Avec le développement de l’aquaculture intensive pour satisfaire les besoins toujours plus grands des plus riches, les petits pélagiques sont détournés de leur vocation première à savoir nourrir directement les populations les plus pauvres. Il faut alors entre 5 et 5,5 tonnes de poissons pour produire 1 tonne de farine de poisson.
Ce secteur a un appétit grandissant en protéines pour plusieurs raisons. D’une part, la demande de poissons d’élevage s’accroît dans les pays industrialisés et émergents, et, d’autre part, nombreuses sont les espèces d’aquaculture qui sont aujourd’hui forcées à la protéine pour accélérer leur croissance, soit environ des millions de tonnes de poissons nourrissent les animaux d’élevage, et de nombreuses usines de farines de poissons sont aujourd’hui surexploitées.

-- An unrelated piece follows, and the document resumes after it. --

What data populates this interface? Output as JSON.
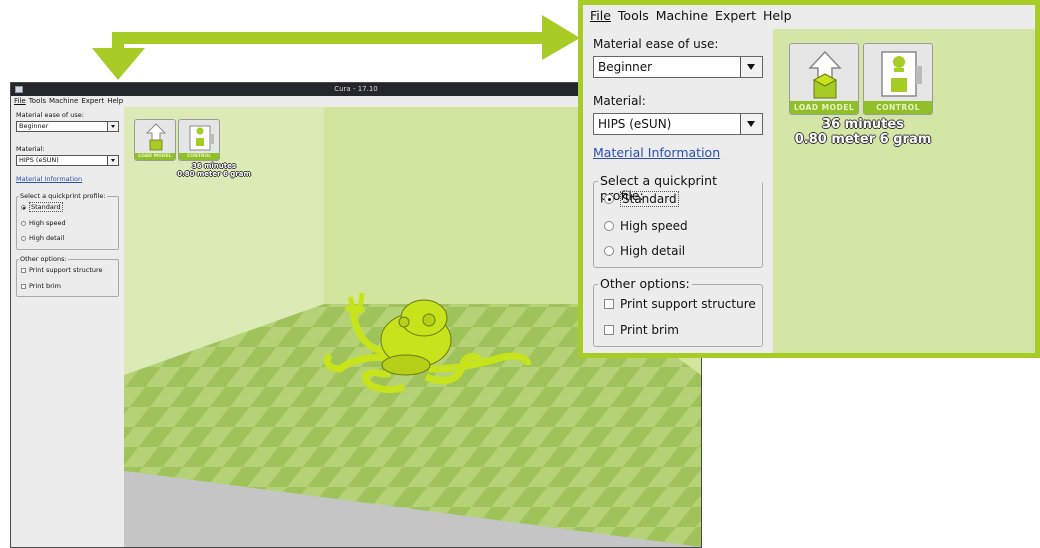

A Nouadhibou par exemple, les usines de farine de poisson poussent comme des champignons pour cause d’Autorisations accordées de manière abusive et opaque par le ministère de pêches. Aujourd’hui le résultat est édifiant, les stocks de sardines et de chinchards sont effondrés, privant d’autres espèces de leur nourriture, la population d’oiseaux, comme les mouettes, a diminué, et les stocks de merlus se réduisent d’année en année.
Malgré cela des études récentes de l‘Institut Mauritanien de Recherches Océanographique et de Pêche (IMROP) à Nouadhibou montrent qu’il faut préserver des quantités importantes de ces poissons fourrage, véritable carburant des chaînes alimentaires dans nos eaux ; ces espèces, si elles n’étaient pas pêchées, serviraient de nourriture à de gros poissons (morues, merlus, mérous…) qui assurent, eux, des millions de dollars de revenus au secteur des pêches.